Galaksi-galaksi kuno yang jauh memberi para ilmuwan lebih banyak petunjuk bahwa kekuatan misterius yang disebut energi gelap mungkin tidak seperti yang mereka duga.
Para astronom mengetahui bahwa alam semesta mengalami disintegrasi dengan kecepatan yang semakin cepat, dan selama berpuluh-puluh tahun mereka bertanya-tanya apa yang mempercepat proses ini. Mereka berteori bahwa ada gaya yang kuat dan konstan yang berperan, gaya yang cocok dengan model matematika utama yang menggambarkan perilaku alam semesta. Namun mereka tidak dapat melihatnya dan tidak mengetahui dari mana asalnya, itulah mengapa mereka menyebutnya energi gelap.

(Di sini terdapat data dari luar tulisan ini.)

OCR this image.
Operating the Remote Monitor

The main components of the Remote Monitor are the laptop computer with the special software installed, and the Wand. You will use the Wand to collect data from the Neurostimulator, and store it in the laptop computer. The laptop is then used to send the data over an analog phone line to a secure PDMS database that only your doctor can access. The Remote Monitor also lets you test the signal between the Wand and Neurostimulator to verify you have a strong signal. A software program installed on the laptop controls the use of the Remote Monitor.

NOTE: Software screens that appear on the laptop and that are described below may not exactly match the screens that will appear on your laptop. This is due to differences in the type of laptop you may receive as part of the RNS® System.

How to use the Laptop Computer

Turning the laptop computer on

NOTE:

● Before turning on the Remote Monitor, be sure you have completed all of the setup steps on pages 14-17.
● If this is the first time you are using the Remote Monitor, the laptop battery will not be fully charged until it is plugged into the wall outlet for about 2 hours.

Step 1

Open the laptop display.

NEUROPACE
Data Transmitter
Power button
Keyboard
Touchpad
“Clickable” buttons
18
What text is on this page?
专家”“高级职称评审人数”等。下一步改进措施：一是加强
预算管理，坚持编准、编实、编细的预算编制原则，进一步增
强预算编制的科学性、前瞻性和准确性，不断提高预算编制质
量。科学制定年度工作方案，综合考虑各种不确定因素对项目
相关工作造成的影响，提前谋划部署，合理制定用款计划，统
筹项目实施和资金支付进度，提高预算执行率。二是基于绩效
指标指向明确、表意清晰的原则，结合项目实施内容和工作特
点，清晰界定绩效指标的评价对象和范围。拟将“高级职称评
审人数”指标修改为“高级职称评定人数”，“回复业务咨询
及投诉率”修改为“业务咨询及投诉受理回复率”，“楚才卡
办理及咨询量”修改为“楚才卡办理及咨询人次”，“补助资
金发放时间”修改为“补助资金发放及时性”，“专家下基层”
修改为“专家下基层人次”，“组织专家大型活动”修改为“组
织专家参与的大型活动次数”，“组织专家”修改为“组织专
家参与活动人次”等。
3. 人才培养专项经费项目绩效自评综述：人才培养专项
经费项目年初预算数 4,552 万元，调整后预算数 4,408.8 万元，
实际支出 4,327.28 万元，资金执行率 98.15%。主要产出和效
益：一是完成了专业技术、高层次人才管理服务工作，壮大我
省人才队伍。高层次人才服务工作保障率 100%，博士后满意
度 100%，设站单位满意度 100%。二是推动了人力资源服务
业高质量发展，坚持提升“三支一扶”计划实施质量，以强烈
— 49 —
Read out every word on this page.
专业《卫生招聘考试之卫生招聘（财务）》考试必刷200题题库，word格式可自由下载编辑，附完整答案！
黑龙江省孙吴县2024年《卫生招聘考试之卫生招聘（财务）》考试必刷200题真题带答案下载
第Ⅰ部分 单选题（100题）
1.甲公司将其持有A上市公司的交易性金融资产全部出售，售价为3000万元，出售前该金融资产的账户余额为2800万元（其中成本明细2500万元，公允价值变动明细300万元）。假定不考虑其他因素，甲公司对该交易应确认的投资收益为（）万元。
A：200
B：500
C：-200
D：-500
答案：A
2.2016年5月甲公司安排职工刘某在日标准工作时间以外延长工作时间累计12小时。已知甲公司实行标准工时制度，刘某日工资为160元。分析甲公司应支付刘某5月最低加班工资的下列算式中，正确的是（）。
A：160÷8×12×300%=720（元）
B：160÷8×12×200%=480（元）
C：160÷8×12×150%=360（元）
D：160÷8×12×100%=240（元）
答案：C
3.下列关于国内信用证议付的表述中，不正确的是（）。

Ia begitu luas sehingga diperkirakan mencakup hampir 70% alam semesta, sedangkan materi biasa, seperti semua bintang, planet, dan manusia, hanya mencakup 5%.
Namun temuan yang dipublikasikan awal tahun ini oleh kolaborasi penelitian internasional yang melibatkan lebih dari 900 ilmuwan dari seluruh dunia memberikan kejutan besar. Ketika para ilmuwan menganalisis bagaimana galaksi bergerak, mereka menemukan bahwa gaya yang mendorong atau menariknya tampaknya tidak konstan. Dan kelompok yang sama merilis serangkaian analisis baru yang lebih luas pada hari Selasa yang menghasilkan jawaban serupa.
“Saya tidak mengira hasil seperti itu akan terjadi seumur hidup saya,” kata Mustapha Ishak-Boushaki, kosmolog di Universitas Texas di Dallas yang ikut serta dalam kolaborasi tersebut.
Disebut Instrumen Spektroskopi Energi Gelap, instrumen ini menggunakan teleskop yang berbasis di Tucson, Arizona, untuk membuat peta tiga dimensi dari 11 miliar tahun sejarah alam semesta untuk melihat bagaimana galaksi-galaksi berkumpul bersama dalam ruang dan waktu. Hal ini memberikan para ilmuwan informasi tentang bagaimana alam semesta berevolusi dan ke mana arahnya.
Peta yang mereka buat tidak akan masuk akal jika energi gelap merupakan kekuatan yang konstan, seperti yang diteorikan. Sebaliknya, energinya tampak berubah atau melemah seiring berjalannya waktu. Jika memang demikian, hal ini akan mengganggu model kosmologis standar para astronom. Ini bisa berarti bahwa energi gelap sangat berbeda dari perkiraan para ilmuwan, atau sesuatu yang sama sekali berbeda mungkin sedang terjadi.
“Ini adalah masa yang penuh kegembiraan, dan juga kebingungan dan kebingungan,” kata Bhuvnesh Jain, kosmolog di University of Pennsylvania yang tidak terlibat dalam penelitian ini.
Temuan terbaru kolaborasi ini menunjukkan kemungkinan penjelasan dari teori lama: bahwa selama miliaran tahun sejarah kosmik, alam semesta mengembang dan galaksi-galaksi berkumpul seperti prediksi relativitas umum Einstein.
Temuan baru ini tidak bersifat pasti. Para astronom mengatakan mereka memerlukan lebih banyak data untuk membalikkan teori yang tampaknya sangat cocok. Mereka berharap pengamatan dari teleskop lain dan analisis baru terhadap data baru selama beberapa tahun ke depan akan menentukan apakah pandangan energi gelap saat ini bertahan atau menurun.
“Pentingnya hasil ini saat ini sangat menggiurkan,” kata Robert Caldwell, fisikawan di Dartmouth College yang tidak terlibat dalam penelitian ini, “tetapi ini tidak seperti pengukuran berlapis emas.”
Ada banyak manfaat dalam jawabannya. Karena energi gelap adalah komponen terbesar alam semesta, perilakunya menentukan nasib alam semesta, jelas David Spergel, astrofisikawan dan presiden Simons Foundation. Jika energi gelap bersifat konstan, alam semesta akan terus mengembang, mendingin, dan kosong selamanya. Jika kekuatannya meningkat, alam semesta akan mengembang begitu pesat hingga menghancurkan dirinya sendiri yang oleh para astronom disebut sebagai Great Rip.
“Jangan panik. Kalau ini yang terjadi, hal ini tidak akan terjadi hingga miliaran tahun lagi,” ujarnya. “Tapi kami ingin tahu.”